What Bjostad discovered is an interesting process of chemical communication that takes place between corn plants and rootworms. As they grow, corn roots give off carbon dioxide. The CO 2 strongly attracts the larvae to the root systems. Then, like all youngsters, the larvae like to taste their food before they dig in.
"We found that larvae take at least one bite of the roots to see if they like them," says Bjostad.
"If the right stuff is there, they will continue to feed, causing severe damage. If it's something else, they'll move on. The right stuff is a precise mixture of.compounds that only corn roots produce. So far, we have identified a blend of 27 organic acids, monosaccharides, salts, and amino acids that occur in corn roots.
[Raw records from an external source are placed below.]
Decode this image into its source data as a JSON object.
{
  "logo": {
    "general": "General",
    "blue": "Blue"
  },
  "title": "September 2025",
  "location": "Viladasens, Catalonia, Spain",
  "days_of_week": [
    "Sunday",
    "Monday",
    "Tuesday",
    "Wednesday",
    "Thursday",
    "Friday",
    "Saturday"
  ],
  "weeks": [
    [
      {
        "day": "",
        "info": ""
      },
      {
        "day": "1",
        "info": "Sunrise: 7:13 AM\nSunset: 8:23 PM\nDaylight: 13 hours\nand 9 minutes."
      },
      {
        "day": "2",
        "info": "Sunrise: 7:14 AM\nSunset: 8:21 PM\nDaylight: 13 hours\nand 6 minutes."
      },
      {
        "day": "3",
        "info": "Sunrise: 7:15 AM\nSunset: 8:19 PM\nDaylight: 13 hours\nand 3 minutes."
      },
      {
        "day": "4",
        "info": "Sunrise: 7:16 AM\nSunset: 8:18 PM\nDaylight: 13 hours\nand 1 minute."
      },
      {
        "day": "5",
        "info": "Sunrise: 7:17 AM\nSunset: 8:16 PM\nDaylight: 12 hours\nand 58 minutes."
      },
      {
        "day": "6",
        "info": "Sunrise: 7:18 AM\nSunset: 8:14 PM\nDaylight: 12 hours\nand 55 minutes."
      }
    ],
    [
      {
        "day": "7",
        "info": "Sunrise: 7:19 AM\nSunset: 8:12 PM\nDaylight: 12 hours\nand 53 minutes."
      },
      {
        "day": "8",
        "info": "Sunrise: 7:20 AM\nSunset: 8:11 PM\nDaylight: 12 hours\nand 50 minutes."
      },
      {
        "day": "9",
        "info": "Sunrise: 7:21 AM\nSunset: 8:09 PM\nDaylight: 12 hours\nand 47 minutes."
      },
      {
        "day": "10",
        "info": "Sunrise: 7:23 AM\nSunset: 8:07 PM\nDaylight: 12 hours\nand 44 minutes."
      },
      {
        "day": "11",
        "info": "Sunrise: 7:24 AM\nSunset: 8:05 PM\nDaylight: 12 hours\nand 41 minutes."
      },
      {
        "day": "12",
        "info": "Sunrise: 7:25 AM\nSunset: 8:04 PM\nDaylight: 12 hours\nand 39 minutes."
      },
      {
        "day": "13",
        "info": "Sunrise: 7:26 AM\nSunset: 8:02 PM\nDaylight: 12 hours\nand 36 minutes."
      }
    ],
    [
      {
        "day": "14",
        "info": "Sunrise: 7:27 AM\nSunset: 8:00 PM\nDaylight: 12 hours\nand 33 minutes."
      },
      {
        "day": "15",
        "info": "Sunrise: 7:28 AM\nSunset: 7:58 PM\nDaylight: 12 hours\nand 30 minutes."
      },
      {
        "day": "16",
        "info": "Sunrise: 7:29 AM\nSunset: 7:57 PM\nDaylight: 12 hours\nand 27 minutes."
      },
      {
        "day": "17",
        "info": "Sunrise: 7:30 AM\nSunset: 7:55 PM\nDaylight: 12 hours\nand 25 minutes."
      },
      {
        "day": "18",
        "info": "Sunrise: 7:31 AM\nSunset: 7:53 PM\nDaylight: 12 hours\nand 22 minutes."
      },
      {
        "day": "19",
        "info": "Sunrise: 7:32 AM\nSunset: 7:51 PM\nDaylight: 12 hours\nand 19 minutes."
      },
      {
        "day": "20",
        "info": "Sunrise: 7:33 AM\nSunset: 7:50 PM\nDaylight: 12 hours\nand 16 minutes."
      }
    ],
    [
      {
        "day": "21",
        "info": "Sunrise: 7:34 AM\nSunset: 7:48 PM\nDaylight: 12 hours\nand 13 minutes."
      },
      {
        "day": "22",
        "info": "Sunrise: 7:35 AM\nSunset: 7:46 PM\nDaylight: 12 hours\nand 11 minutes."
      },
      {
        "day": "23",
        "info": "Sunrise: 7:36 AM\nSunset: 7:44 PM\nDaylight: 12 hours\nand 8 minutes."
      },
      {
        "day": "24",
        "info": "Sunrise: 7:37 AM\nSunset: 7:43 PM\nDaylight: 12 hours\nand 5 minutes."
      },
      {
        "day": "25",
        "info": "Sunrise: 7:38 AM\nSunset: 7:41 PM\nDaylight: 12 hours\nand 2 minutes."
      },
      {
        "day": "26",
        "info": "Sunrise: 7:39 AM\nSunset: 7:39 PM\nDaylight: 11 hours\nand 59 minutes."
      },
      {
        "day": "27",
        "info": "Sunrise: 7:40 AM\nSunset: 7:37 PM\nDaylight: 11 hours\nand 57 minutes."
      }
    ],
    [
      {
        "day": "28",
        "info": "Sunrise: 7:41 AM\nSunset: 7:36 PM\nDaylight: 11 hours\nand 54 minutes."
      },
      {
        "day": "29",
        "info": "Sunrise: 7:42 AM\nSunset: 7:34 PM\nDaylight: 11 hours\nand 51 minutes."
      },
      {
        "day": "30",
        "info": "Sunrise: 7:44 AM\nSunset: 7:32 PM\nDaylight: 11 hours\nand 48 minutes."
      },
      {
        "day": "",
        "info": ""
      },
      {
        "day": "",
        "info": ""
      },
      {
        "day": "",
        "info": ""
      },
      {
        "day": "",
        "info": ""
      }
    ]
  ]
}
We are about to conduct feeding bioassays to find out if this is the complete blend."
While identifying the products in corn roots, Bjostad unexpectedly found something that might prove useful. Corn roots produce small amounts of substances that, in high doses, actually repel the larvae. Unfortunately, the repellents are not strong enough in commercial varieties of corn to overcome the larvae's natural attraction to their favorite food.
Bjostad, a professor in the Department of Bioagricultural Sciences and Pest Management, has teamed up with other researchers to isolate and identify these natural repellents and then figure out ways to synthesize them in strong compounds that could be applied in bands around the corn seed at planting time.
Another approach Bjostad is considering is to use genetic engineering to increase production of the natural repellents in the corn roots themselves.
Bjostad says his goal is to create an integrated program of basic research on chemical communication in insects that he can use to develop new, environmentally-desirable technologies for pest control. His approach makes a lot of sense. Using naturally occurring pest deterrents instead of traditional pesticides reduces hazards to farmers who handle pest-control products. It also reduces groundwater contamination and starts a whole string of other environmental benefits that present fewer hazards to animals and beneficial insects. Developing alternative control methods also may prove extremely useful should corn rootworms someday develop resistance to insecticides now being used.
"We know many consumers now favor use of non-toxic approaches to pest control in food production," says Bjostad. "We think this research is a step in that direction."